Tests Passed. The Feature Failed.
I started a new project recently, and I sat there staring at my empty terminal prompt. I needed to reacquaint myself with my workflow and tools. The place where I initialized countless other git repos (many unfinished side projects). AI had settled into all of it. Claude Code, in my case.
I needed to shake the dusk off. Yes, it was only a few seconds of hesitation, but there was a genuine pause to collect myself before running what I needed. I always felt there was a certain artistry to writing code, and we’re trading that for speed. The question is, at what cost?
We now find ourselves in a symbiotic relationship in which we generate code faster than we can verify it. And we’ve built our review process around the assumption that we can.
Early in the AI coding adoption, I was tasked with pushing Claude’s limits. The moment stuck with me. The task was to build a dashboard widget. Claude ran it and replied:
I appreciated the confidence. Claude was wrong. The test did pass, but the feature failed. The widget should have rendered rows with different actionable items. What came out was so far off I couldn’t tell you what it was trying to be.
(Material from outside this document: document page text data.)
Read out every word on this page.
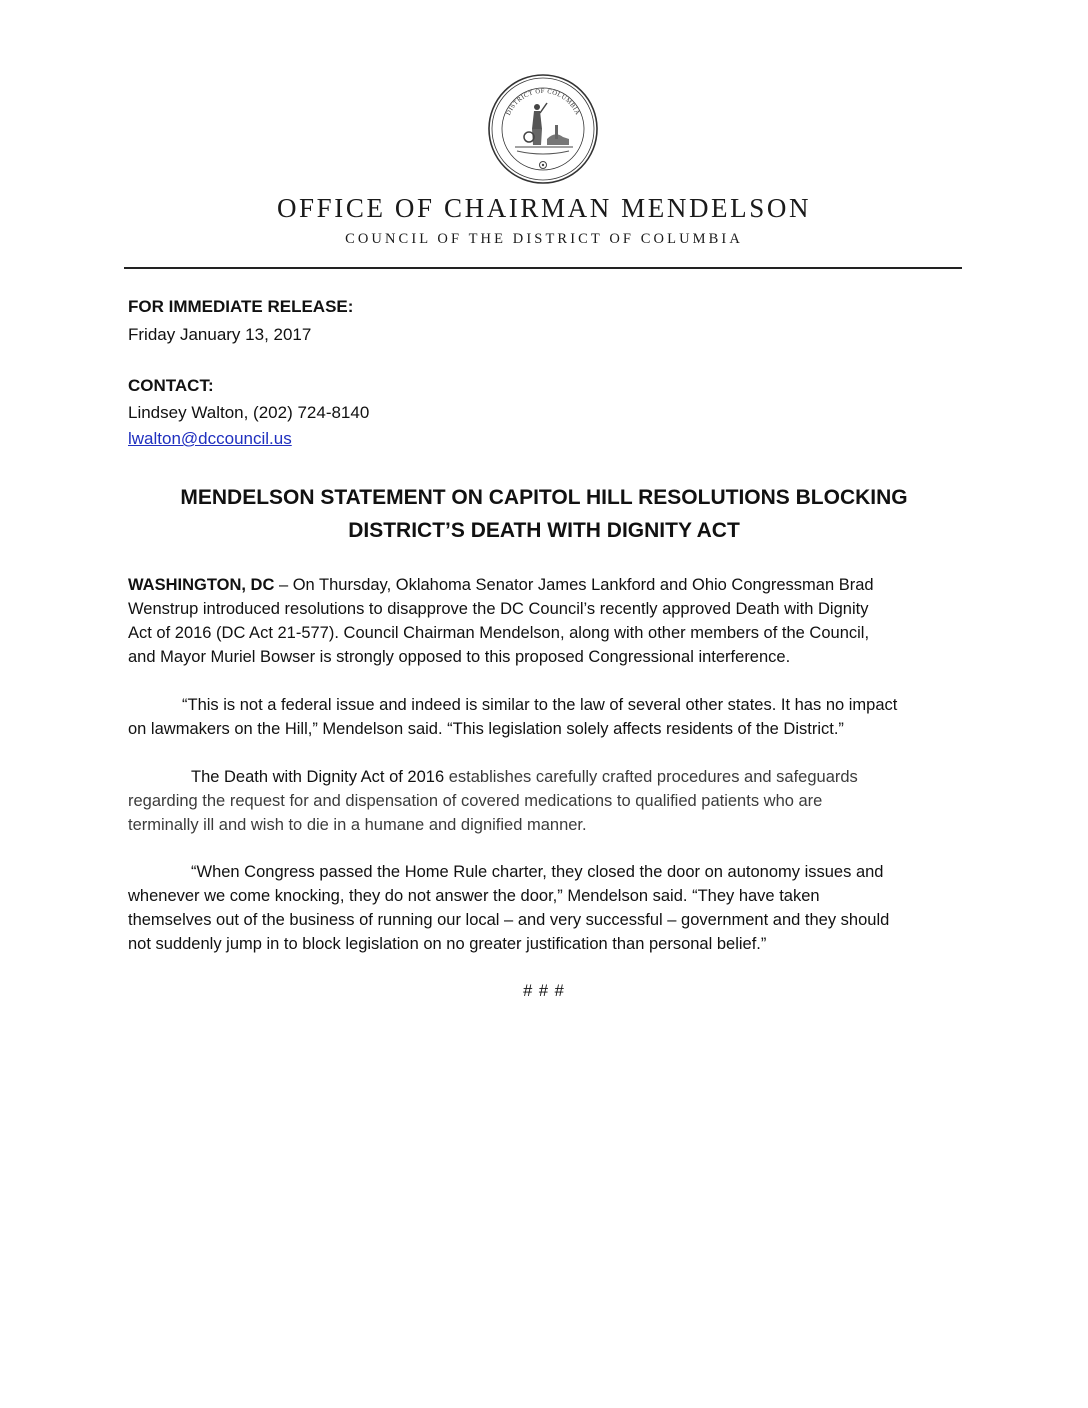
DISTRICT OF COLUMBIA
OFFICE OF CHAIRMAN MENDELSON
COUNCIL OF THE DISTRICT OF COLUMBIA
FOR IMMEDIATE RELEASE:
Friday January 13, 2017
CONTACT:
Lindsey Walton, (202) 724-8140
lwalton@dccouncil.us
MENDELSON STATEMENT ON CAPITOL HILL RESOLUTIONS BLOCKING
DISTRICT’S DEATH WITH DIGNITY ACT
WASHINGTON, DC – On Thursday, Oklahoma Senator James Lankford and Ohio Congressman Brad
Wenstrup introduced resolutions to disapprove the DC Council’s recently approved Death with Dignity
Act of 2016 (DC Act 21-577). Council Chairman Mendelson, along with other members of the Council,
and Mayor Muriel Bowser is strongly opposed to this proposed Congressional interference.
“This is not a federal issue and indeed is similar to the law of several other states. It has no impact
on lawmakers on the Hill,” Mendelson said. “This legislation solely affects residents of the District.”
The Death with Dignity Act of 2016 establishes carefully crafted procedures and safeguards
regarding the request for and dispensation of covered medications to qualified patients who are
terminally ill and wish to die in a humane and dignified manner.
“When Congress passed the Home Rule charter, they closed the door on autonomy issues and
whenever we come knocking, they do not answer the door,” Mendelson said. “They have taken
themselves out of the business of running our local – and very successful – government and they should
not suddenly jump in to block legislation on no greater justification than personal belief.”
# # #
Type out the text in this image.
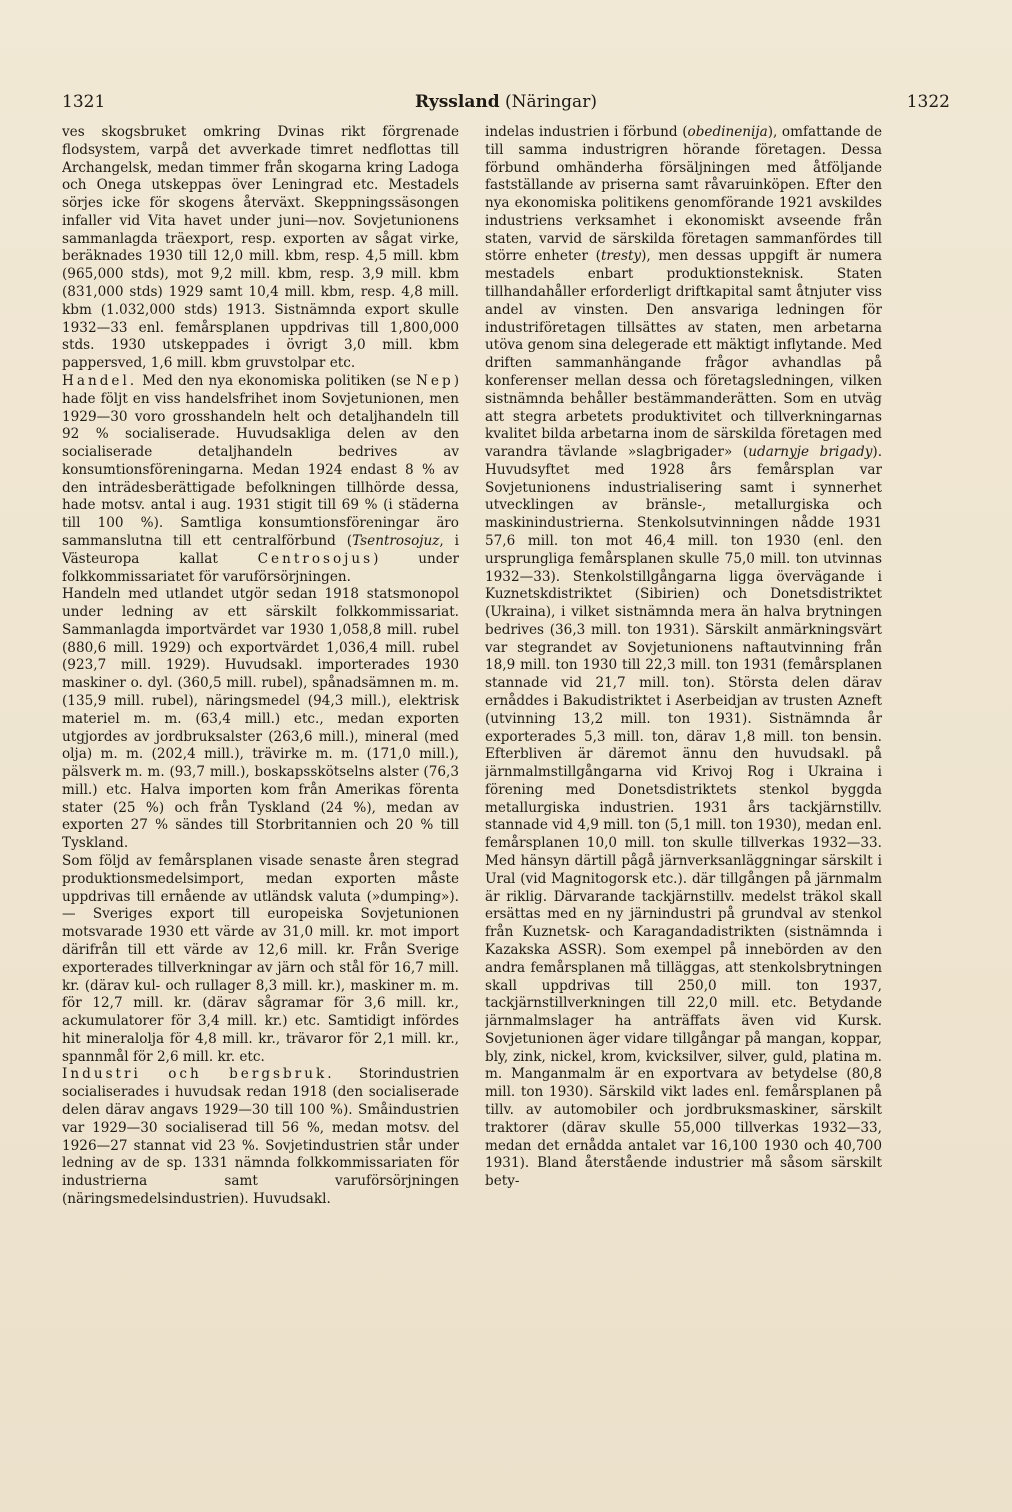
1321	Ryssland (Näringar)	1322

ves skogsbruket omkring Dvinas rikt förgrenade flodsystem, varpå det avverkade timret nedflottas till Archangelsk, medan timmer från skogarna kring Ladoga och Onega utskeppas över Leningrad etc. Mestadels sörjes icke för skogens återväxt. Skeppningssäsongen infaller vid Vita havet under juni—nov. Sovjetunionens sammanlagda träexport, resp. exporten av sågat virke, beräknades 1930 till 12,0 mill. kbm, resp. 4,5 mill. kbm (965,000 stds), mot 9,2 mill. kbm, resp. 3,9 mill. kbm (831,000 stds) 1929 samt 10,4 mill. kbm, resp. 4,8 mill. kbm (1.032,000 stds) 1913. Sistnämnda export skulle 1932—33 enl. femårsplanen uppdrivas till 1,800,000 stds. 1930 utskeppades i övrigt 3,0 mill. kbm pappersved, 1,6 mill. kbm gruvstolpar etc.

Handel. Med den nya ekonomiska politiken (se Nep) hade följt en viss handelsfrihet inom Sovjetunionen, men 1929—30 voro grosshandeln helt och detaljhandeln till 92 % socialiserade. Huvudsakliga delen av den socialiserade detaljhandeln bedrives av konsumtionsföreningarna. Medan 1924 endast 8 % av den inträdesberättigade befolkningen tillhörde dessa, hade motsv. antal i aug. 1931 stigit till 69 % (i städerna till 100 %). Samtliga konsumtionsföreningar äro sammanslutna till ett centralförbund (Tsentrosojuz, i Västeuropa kallat Centrosojus) under folkkommissariatet för varuförsörjningen.

Handeln med utlandet utgör sedan 1918 statsmonopol under ledning av ett särskilt folkkommissariat. Sammanlagda importvärdet var 1930 1,058,8 mill. rubel (880,6 mill. 1929) och exportvärdet 1,036,4 mill. rubel (923,7 mill. 1929). Huvudsakl. importerades 1930 maskiner o. dyl. (360,5 mill. rubel), spånadsämnen m. m. (135,9 mill. rubel), näringsmedel (94,3 mill.), elektrisk materiel m. m. (63,4 mill.) etc., medan exporten utgjordes av jordbruksalster (263,6 mill.), mineral (med olja) m. m. (202,4 mill.), trävirke m. m. (171,0 mill.), pälsverk m. m. (93,7 mill.), boskapsskötselns alster (76,3 mill.) etc. Halva importen kom från Amerikas förenta stater (25 %) och från Tyskland (24 %), medan av exporten 27 % sändes till Storbritannien och 20 % till Tyskland.

Som följd av femårsplanen visade senaste åren stegrad produktionsmedelsimport, medan exporten måste uppdrivas till ernående av utländsk valuta (»dumping»). — Sveriges export till europeiska Sovjetunionen motsvarade 1930 ett värde av 31,0 mill. kr. mot import därifrån till ett värde av 12,6 mill. kr. Från Sverige exporterades tillverkningar av järn och stål för 16,7 mill. kr. (därav kul- och rullager 8,3 mill. kr.), maskiner m. m. för 12,7 mill. kr. (därav sågramar för 3,6 mill. kr., ackumulatorer för 3,4 mill. kr.) etc. Samtidigt infördes hit mineralolja för 4,8 mill. kr., trävaror för 2,1 mill. kr., spannmål för 2,6 mill. kr. etc.

Industri och bergsbruk. Storindustrien socialiserades i huvudsak redan 1918 (den socialiserade delen därav angavs 1929—30 till 100 %). Småindustrien var 1929—30 socialiserad till 56 %, medan motsv. del 1926—27 stannat vid 23 %. Sovjetindustrien står under ledning av de sp. 1331 nämnda folkkommissariaten för industrierna samt varuförsörjningen (näringsmedelsindustrien). Huvudsakl.

indelas industrien i förbund (obedinenija), omfattande de till samma industrigren hörande företagen. Dessa förbund omhänderha försäljningen med åtföljande fastställande av priserna samt råvaruinköpen. Efter den nya ekonomiska politikens genomförande 1921 avskildes industriens verksamhet i ekonomiskt avseende från staten, varvid de särskilda företagen sammanfördes till större enheter (tresty), men dessas uppgift är numera mestadels enbart produktionsteknisk. Staten tillhandahåller erforderligt driftkapital samt åtnjuter viss andel av vinsten. Den ansvariga ledningen för industriföretagen tillsättes av staten, men arbetarna utöva genom sina delegerade ett mäktigt inflytande. Med driften sammanhängande frågor avhandlas på konferenser mellan dessa och företagsledningen, vilken sistnämnda behåller bestämmanderätten. Som en utväg att stegra arbetets produktivitet och tillverkningarnas kvalitet bilda arbetarna inom de särskilda företagen med varandra tävlande »slagbrigader» (udarnyje brigady). Huvudsyftet med 1928 års femårsplan var Sovjetunionens industrialisering samt i synnerhet utvecklingen av bränsle-, metallurgiska och maskinindustrierna. Stenkolsutvinningen nådde 1931 57,6 mill. ton mot 46,4 mill. ton 1930 (enl. den ursprungliga femårsplanen skulle 75,0 mill. ton utvinnas 1932—33). Stenkolstillgångarna ligga övervägande i Kuznetskdistriktet (Sibirien) och Donetsdistriktet (Ukraina), i vilket sistnämnda mera än halva brytningen bedrives (36,3 mill. ton 1931). Särskilt anmärkningsvärt var stegrandet av Sovjetunionens naftautvinning från 18,9 mill. ton 1930 till 22,3 mill. ton 1931 (femårsplanen stannade vid 21,7 mill. ton). Största delen därav ernåddes i Bakudistriktet i Aserbeidjan av trusten Azneft (utvinning 13,2 mill. ton 1931). Sistnämnda år exporterades 5,3 mill. ton, därav 1,8 mill. ton bensin. Efterbliven är däremot ännu den huvudsakl. på järnmalmstillgångarna vid Krivoj Rog i Ukraina i förening med Donetsdistriktets stenkol byggda metallurgiska industrien. 1931 års tackjärnstillv. stannade vid 4,9 mill. ton (5,1 mill. ton 1930), medan enl. femårsplanen 10,0 mill. ton skulle tillverkas 1932—33. Med hänsyn därtill pågå järnverksanläggningar särskilt i Ural (vid Magnitogorsk etc.). där tillgången på järnmalm är riklig. Därvarande tackjärnstillv. medelst träkol skall ersättas med en ny järnindustri på grundval av stenkol från Kuznetsk- och Karagandadistrikten (sistnämnda i Kazakska ASSR). Som exempel på innebörden av den andra femårsplanen må tilläggas, att stenkolsbrytningen skall uppdrivas till 250,0 mill. ton 1937, tackjärnstillverkningen till 22,0 mill. etc. Betydande järnmalmslager ha anträffats även vid Kursk. Sovjetunionen äger vidare tillgångar på mangan, koppar, bly, zink, nickel, krom, kvicksilver, silver, guld, platina m. m. Manganmalm är en exportvara av betydelse (80,8 mill. ton 1930). Särskild vikt lades enl. femårsplanen på tillv. av automobiler och jordbruksmaskiner, särskilt traktorer (därav skulle 55,000 tillverkas 1932—33, medan det ernådda antalet var 16,100 1930 och 40,700 1931). Bland återstående industrier må såsom särskilt bety-
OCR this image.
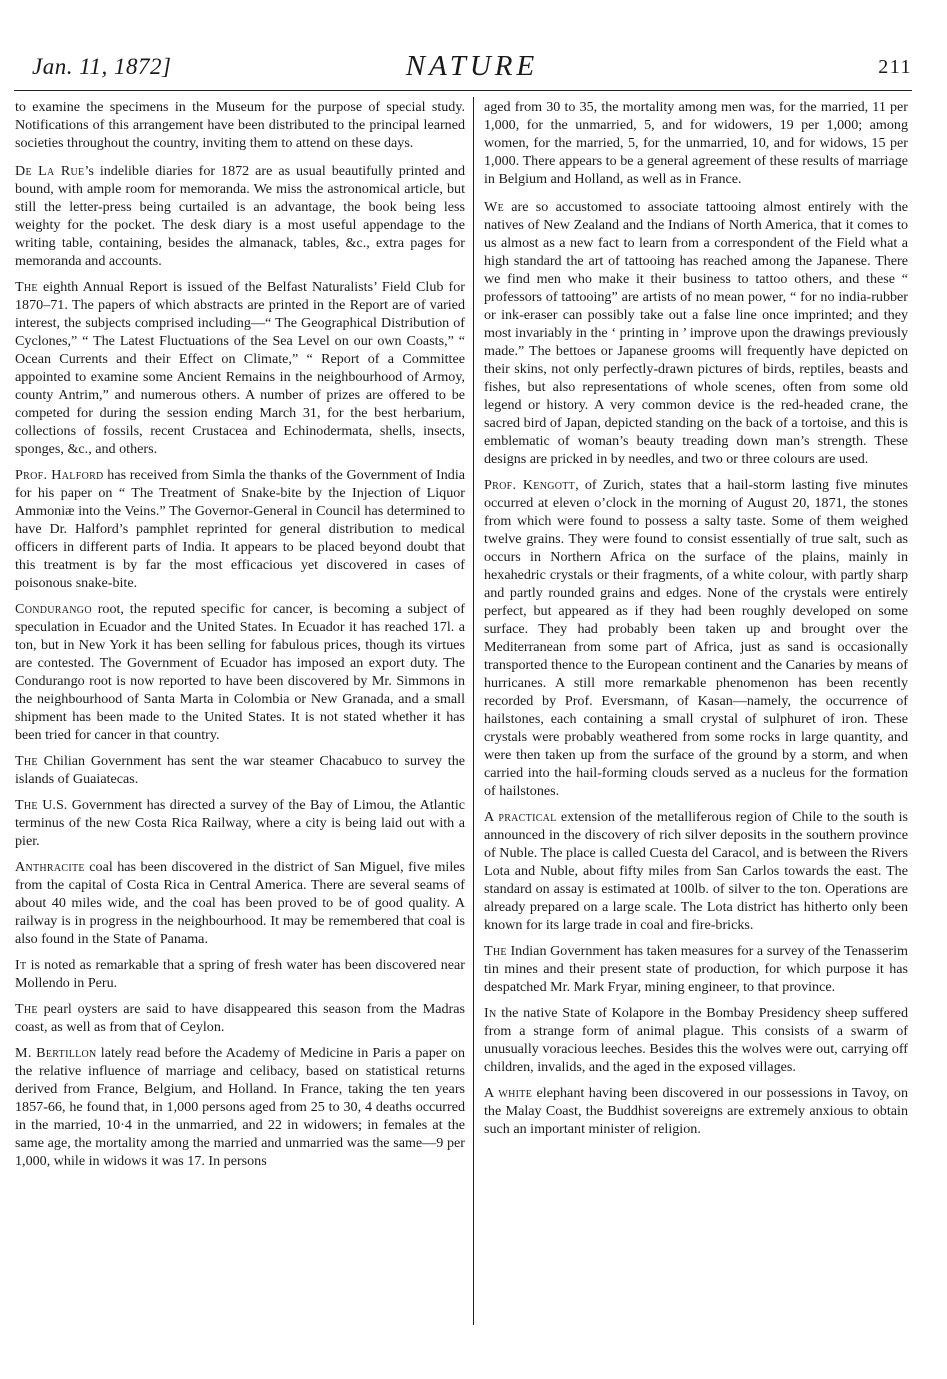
Jan. 11, 1872]	NATURE	211

to examine the specimens in the Museum for the purpose of special study. Notifications of this arrangement have been distributed to the principal learned societies throughout the country, inviting them to attend on these days.

De La Rue’s indelible diaries for 1872 are as usual beautifully printed and bound, with ample room for memoranda. We miss the astronomical article, but still the letter-press being curtailed is an advantage, the book being less weighty for the pocket. The desk diary is a most useful appendage to the writing table, containing, besides the almanack, tables, &c., extra pages for memoranda and accounts.

The eighth Annual Report is issued of the Belfast Naturalists’ Field Club for 1870–71. The papers of which abstracts are printed in the Report are of varied interest, the subjects comprised including—“ The Geographical Distribution of Cyclones,” “ The Latest Fluctuations of the Sea Level on our own Coasts,” “ Ocean Currents and their Effect on Climate,” “ Report of a Committee appointed to examine some Ancient Remains in the neighbourhood of Armoy, county Antrim,” and numerous others. A number of prizes are offered to be competed for during the session ending March 31, for the best herbarium, collections of fossils, recent Crustacea and Echinodermata, shells, insects, sponges, &c., and others.

Prof. Halford has received from Simla the thanks of the Government of India for his paper on “ The Treatment of Snake-bite by the Injection of Liquor Ammoniæ into the Veins.” The Governor-General in Council has determined to have Dr. Halford’s pamphlet reprinted for general distribution to medical officers in different parts of India. It appears to be placed beyond doubt that this treatment is by far the most efficacious yet discovered in cases of poisonous snake-bite.

Condurango root, the reputed specific for cancer, is becoming a subject of speculation in Ecuador and the United States. In Ecuador it has reached 17l. a ton, but in New York it has been selling for fabulous prices, though its virtues are contested. The Government of Ecuador has imposed an export duty. The Condurango root is now reported to have been discovered by Mr. Simmons in the neighbourhood of Santa Marta in Colombia or New Granada, and a small shipment has been made to the United States. It is not stated whether it has been tried for cancer in that country.

The Chilian Government has sent the war steamer Chacabuco to survey the islands of Guaiatecas.

The U.S. Government has directed a survey of the Bay of Limou, the Atlantic terminus of the new Costa Rica Railway, where a city is being laid out with a pier.

Anthracite coal has been discovered in the district of San Miguel, five miles from the capital of Costa Rica in Central America. There are several seams of about 40 miles wide, and the coal has been proved to be of good quality. A railway is in progress in the neighbourhood. It may be remembered that coal is also found in the State of Panama.

It is noted as remarkable that a spring of fresh water has been discovered near Mollendo in Peru.

The pearl oysters are said to have disappeared this season from the Madras coast, as well as from that of Ceylon.

M. Bertillon lately read before the Academy of Medicine in Paris a paper on the relative influence of marriage and celibacy, based on statistical returns derived from France, Belgium, and Holland. In France, taking the ten years 1857-66, he found that, in 1,000 persons aged from 25 to 30, 4 deaths occurred in the married, 10·4 in the unmarried, and 22 in widowers; in females at the same age, the mortality among the married and unmarried was the same—9 per 1,000, while in widows it was 17. In persons

aged from 30 to 35, the mortality among men was, for the married, 11 per 1,000, for the unmarried, 5, and for widowers, 19 per 1,000; among women, for the married, 5, for the unmarried, 10, and for widows, 15 per 1,000. There appears to be a general agreement of these results of marriage in Belgium and Holland, as well as in France.

We are so accustomed to associate tattooing almost entirely with the natives of New Zealand and the Indians of North America, that it comes to us almost as a new fact to learn from a correspondent of the Field what a high standard the art of tattooing has reached among the Japanese. There we find men who make it their business to tattoo others, and these “ professors of tattooing” are artists of no mean power, “ for no india-rubber or ink-eraser can possibly take out a false line once imprinted; and they most invariably in the ‘ printing in ’ improve upon the drawings previously made.” The bettoes or Japanese grooms will frequently have depicted on their skins, not only perfectly-drawn pictures of birds, reptiles, beasts and fishes, but also representations of whole scenes, often from some old legend or history. A very common device is the red-headed crane, the sacred bird of Japan, depicted standing on the back of a tortoise, and this is emblematic of woman’s beauty treading down man’s strength. These designs are pricked in by needles, and two or three colours are used.

Prof. Kengott, of Zurich, states that a hail-storm lasting five minutes occurred at eleven o’clock in the morning of August 20, 1871, the stones from which were found to possess a salty taste. Some of them weighed twelve grains. They were found to consist essentially of true salt, such as occurs in Northern Africa on the surface of the plains, mainly in hexahedric crystals or their fragments, of a white colour, with partly sharp and partly rounded grains and edges. None of the crystals were entirely perfect, but appeared as if they had been roughly developed on some surface. They had probably been taken up and brought over the Mediterranean from some part of Africa, just as sand is occasionally transported thence to the European continent and the Canaries by means of hurricanes. A still more remarkable phenomenon has been recently recorded by Prof. Eversmann, of Kasan—namely, the occurrence of hailstones, each containing a small crystal of sulphuret of iron. These crystals were probably weathered from some rocks in large quantity, and were then taken up from the surface of the ground by a storm, and when carried into the hail-forming clouds served as a nucleus for the formation of hailstones.

A practical extension of the metalliferous region of Chile to the south is announced in the discovery of rich silver deposits in the southern province of Nuble. The place is called Cuesta del Caracol, and is between the Rivers Lota and Nuble, about fifty miles from San Carlos towards the east. The standard on assay is estimated at 100lb. of silver to the ton. Operations are already prepared on a large scale. The Lota district has hitherto only been known for its large trade in coal and fire-bricks.

The Indian Government has taken measures for a survey of the Tenasserim tin mines and their present state of production, for which purpose it has despatched Mr. Mark Fryar, mining engineer, to that province.

In the native State of Kolapore in the Bombay Presidency sheep suffered from a strange form of animal plague. This consists of a swarm of unusually voracious leeches. Besides this the wolves were out, carrying off children, invalids, and the aged in the exposed villages.

A white elephant having been discovered in our possessions in Tavoy, on the Malay Coast, the Buddhist sovereigns are extremely anxious to obtain such an important minister of religion.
So then we use tests as safety nets, one of the last lines of defense in the CI pipeline. But unverified code is unverified code. If we’re not reviewing the logic, are we really reviewing the generated tests? The amount of code generated in that time frame was well beyond the reach of the average developer; compound that with Claude’s confidence. It had to be right. That’s the gap. AI generates more than we can check, and the goalposts have moved for the guardrails we trust.
There’s a common pattern that nudges you in the same way. You write your prompt, your question or task, and often you’re presented with three options, one labeled “(recommended).” After a few sessions, when the results come out fine, you stop second-guessing. That’s the drift. You take the recommended route; an illusion of choice.
Multiply that across a team. Let’s say each developer follows the recommended path a quarter of the time. It slowly creates knowledge silos in which the tool becomes the subject-matter expert. The result: the team ships more and more unfamiliar code faster than anyone can review. The same trust gap (between code appearing and being able to verify it) is exactly what supply-chain attacks exploit.
So, what’s the answer? We stop relying on the tools to make decisions for us and start using them as aids. Relying means the tool makes the decisions, and we ship the results (again, too quickly to verify). Using means you stay in the loop; you read the output, you question the path, you own what’s shipped.
Here’s where I catch myself. When the back-and-forth starts — small things, repeated iterations, the same correction twice — I lose patience. I want to move on. That’s when the ‘sure, whatever, let’s keep going’ attitude creeps in. It rarely blows up directly. But that’s the danger. I couldn’t tell you whether something slipped through because, in that state, I’ve lost sight of the logic being injected into the codebase. And every time I do it, I relinquish a little more control, until relying on the tool isn’t a choice anymore. It’s the only way I can still work. This is usually tied to context switching as well. The more I bounce between contexts, the easier it is to lean into that mindset.
The tool’s goal is to increase output, so the judgment is yours. Maybe that means pushing less code; speed and efficiency are not the same anyway (another topic to cover). A hundred lines of broken code cost more than ten lines you understood before merging. The tools are here to stay. So be deliberate. Read back your own prompts. For every result Claude returns, ask whether you could explain how the result was achieved. If you can’t, that’s the void. Walk it back. Ask the questions as you go. That’s the extra step. Take it.